The ratio of each component in the mixture was NaOH / Si molar ratio = 0.6, H ₂ O / Si molar ratio = 15, and the mass ratio of seed crystals in the mixture = 16.7 wt%.
This mixture was heated in an autoclave at 125 ° C. for 3 days, and hydrothermally synthesized.
The obtained product was washed with distilled water and then analyzed by powder X-ray diffraction.
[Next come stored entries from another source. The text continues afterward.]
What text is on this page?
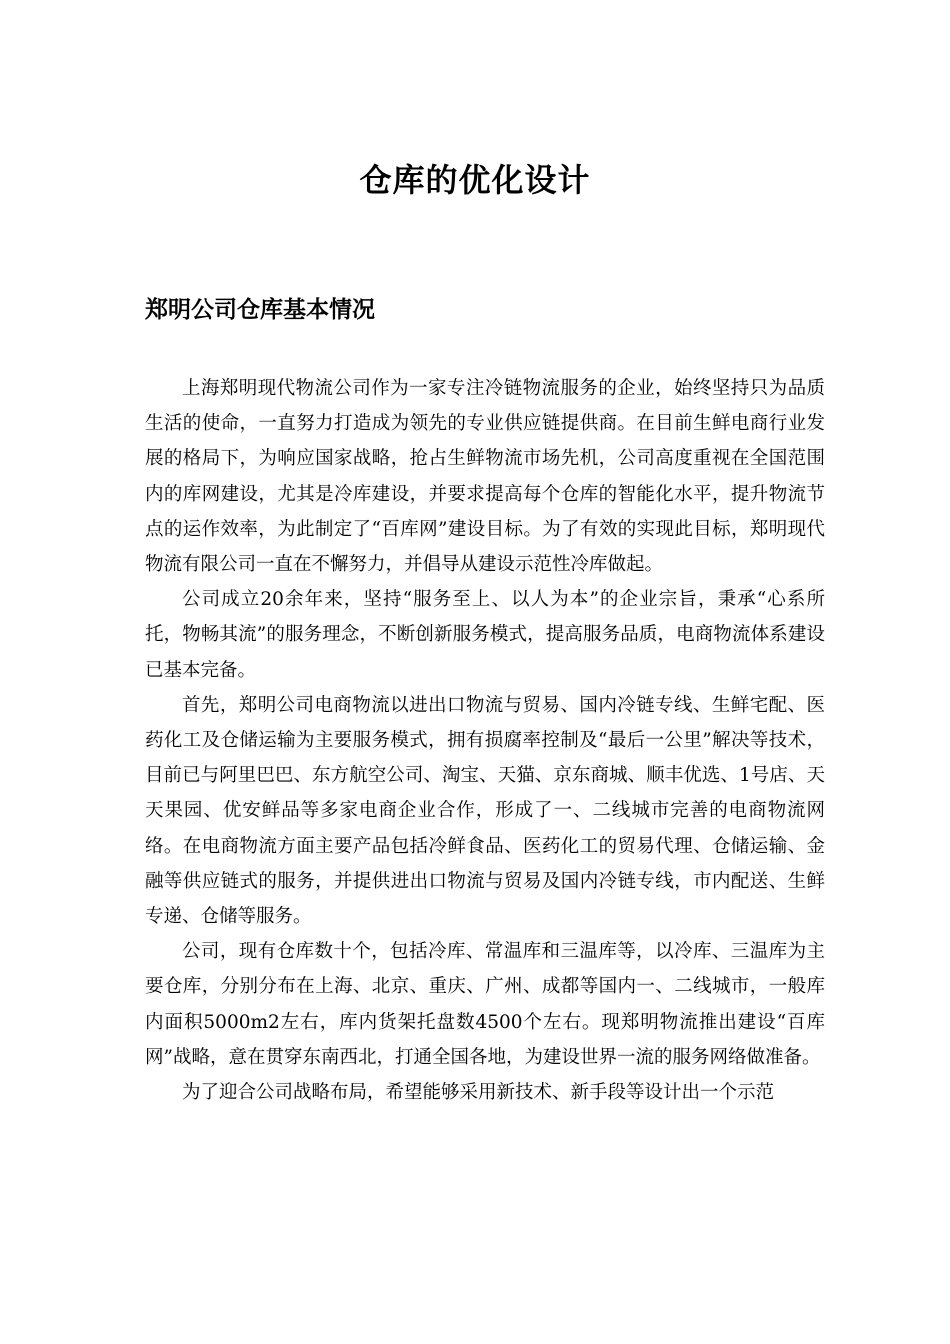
仓库的优化设计
郑明公司仓库基本情况

上海郑明现代物流公司作为一家专注冷链物流服务的企业，始终坚持只为品质生活的使命，一直努力打造成为领先的专业供应链提供商。在目前生鲜电商行业发展的格局下，为响应国家战略，抢占生鲜物流市场先机，公司高度重视在全国范围内的库网建设，尤其是冷库建设，并要求提高每个仓库的智能化水平，提升物流节点的运作效率，为此制定了“百库网”建设目标。为了有效的实现此目标，郑明现代物流有限公司一直在不懈努力，并倡导从建设示范性冷库做起。

公司成立20余年来，坚持“服务至上、以人为本”的企业宗旨，秉承“心系所托，物畅其流”的服务理念，不断创新服务模式，提高服务品质，电商物流体系建设已基本完备。

首先，郑明公司电商物流以进出口物流与贸易、国内冷链专线、生鲜宅配、医药化工及仓储运输为主要服务模式，拥有损腐率控制及“最后一公里”解决等技术，目前已与阿里巴巴、东方航空公司、淘宝、天猫、京东商城、顺丰优选、1号店、天天果园、优安鲜品等多家电商企业合作，形成了一、二线城市完善的电商物流网络。在电商物流方面主要产品包括冷鲜食品、医药化工的贸易代理、仓储运输、金融等供应链式的服务，并提供进出口物流与贸易及国内冷链专线，市内配送、生鲜专递、仓储等服务。

公司，现有仓库数十个，包括冷库、常温库和三温库等，以冷库、三温库为主要仓库，分别分布在上海、北京、重庆、广州、成都等国内一、二线城市，一般库内面积5000m2左右，库内货架托盘数4500个左右。现郑明物流推出建设“百库网”战略，意在贯穿东南西北，打通全国各地，为建设世界一流的服务网络做准备。

为了迎合公司战略布局，希望能够采用新技术、新手段等设计出一个示范
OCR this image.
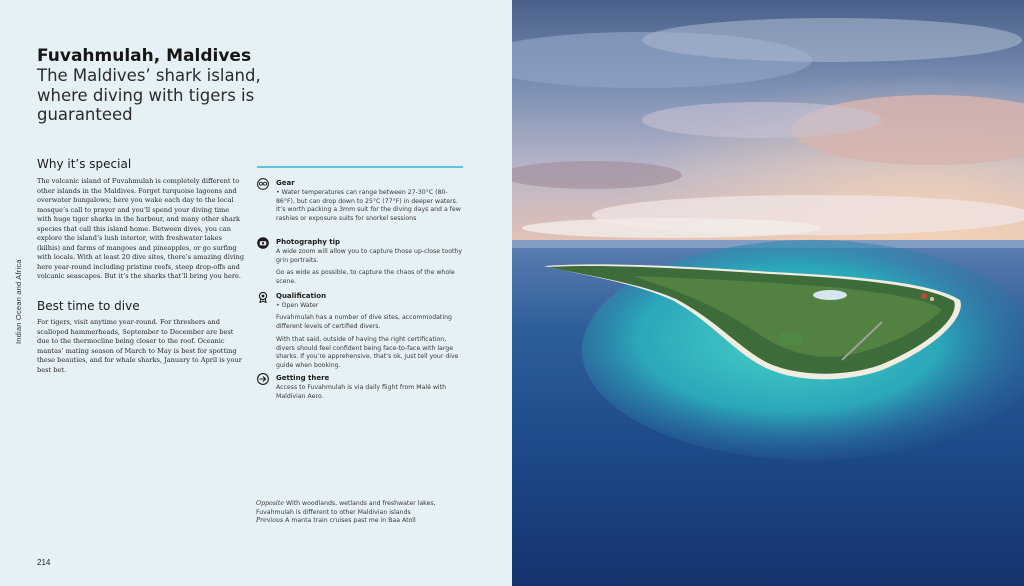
Fuvahmulah, Maldives
The Maldives’ shark island, where diving with tigers is guaranteed
Indian Ocean and Africa
Why it’s special
The volcanic island of Fuvahmulah is completely different to other islands in the Maldives. Forget turquoise lagoons and overwater bungalows; here you wake each day to the local mosque’s call to prayer and you’ll spend your diving time with huge tiger sharks in the harbour, and many other shark species that call this island home. Between dives, you can explore the island’s lush interior, with freshwater lakes (kilhis) and farms of mangoes and pineapples, or go surfing with locals. With at least 20 dive sites, there’s amazing diving here year-round including pristine reefs, steep drop-offs and volcanic seascapes. But it’s the sharks that’ll bring you here.
Best time to dive
For tigers, visit anytime year-round. For threshers and scalloped hammerheads, September to December are best due to the thermocline being closer to the roof. Oceanic mantas’ mating season of March to May is best for spotting these beauties, and for whale sharks, January to April is your best bet.
Gear
• Water temperatures can range between 27-30°C (80-86°F), but can drop down to 25°C (77°F) in deeper waters. It’s worth packing a 3mm suit for the diving days and a few rashies or exposure suits for snorkel sessions
Photography tip
A wide zoom will allow you to capture those up-close toothy grin portraits.
Go as wide as possible, to capture the chaos of the whole scene.
Qualification
• Open Water
Fuvahmulah has a number of dive sites, accommodating different levels of certified divers.
With that said, outside of having the right certification, divers should feel confident being face-to-face with large sharks. If you’re apprehensive, that’s ok, just tell your dive guide when booking.
Getting there
Access to Fuvahmulah is via daily flight from Malé with Maldivian Aero.
Opposite With woodlands, wetlands and freshwater lakes, Fuvahmulah is different to other Maldivian islands
Previous A manta train cruises past me in Baa Atoll
214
In powder X-ray diffraction analysis, only the LEV type structure was confirmed.
Moreover, the analysis by EDX was also performed. FIG. 1 shows an EDX (a) Al distribution map and (b) Si distribution map.
In FIG. 1, the boundary between the core and the shell can be observed, and it was confirmed that the obtained LEV-type zeolite has a core-shell structure. As for the composition, the average Si / Al ₂ molar ratio of the core was 12, the average Si / Al ₂ molar ratio of the shell was 8.5, and the Si / Al ₂ molar ratio of the entire zeolite particles was 10. The amount of sodium was small because the Si / Al ₂ molar ratio was high, and quantitative analysis could not be performed.

[Comparative Example 1]
The same operation as in the example was performed except that NaOH was changed to LiOH. In the powder X-ray diffraction analysis of the obtained product, a LEV type structure was observed, but the yield did not increase from the seed crystal addition amount, and crystal growth could not be confirmed.

[Comparative Example 2]
The same operation as in the example was performed except that NaOH was changed to KOH. In the powder X-ray diffraction analysis of the obtained product, zeolites of OFF structure and ERI structure were observed, and LEV type zeolite was not obtained.

[Comparative Example 3]
The same operation as in the example was performed except that the silica source was precipitated silica (Cabosil) and the aluminum source was alumina hydroxide. In the powder X-ray diffraction analysis of the obtained product, LEV structure and MOR structure were observed.

Industrial applicability

Since the LEV-type zeolite of the present invention has different Si / Al ₂ molar ratios between the core and the shell, it can exhibit different catalytic activity and adsorption characteristics in the core and shell, and can obtain unique catalyst and adsorption characteristics.

Claims (3)

A LEV-type zeolite having a core-shell structure having a core and a shell, wherein the Si / Al ₂ molar ratio of the core and the shell is different.   The LEV-type zeolite having a core-shell structure according to claim 1, wherein the cation species of the core and the cation species of the shell are different. A method for synthesizing LEV-type zeolite having a core-shell structure according to claim 1 or 2,
A method for synthesizing LEV-type zeolite, comprising hydrothermally synthesizing a mixture containing FAU-type zeolite, sodium ions, hydroxide ions, LEV-type zeolite seed crystals, and water.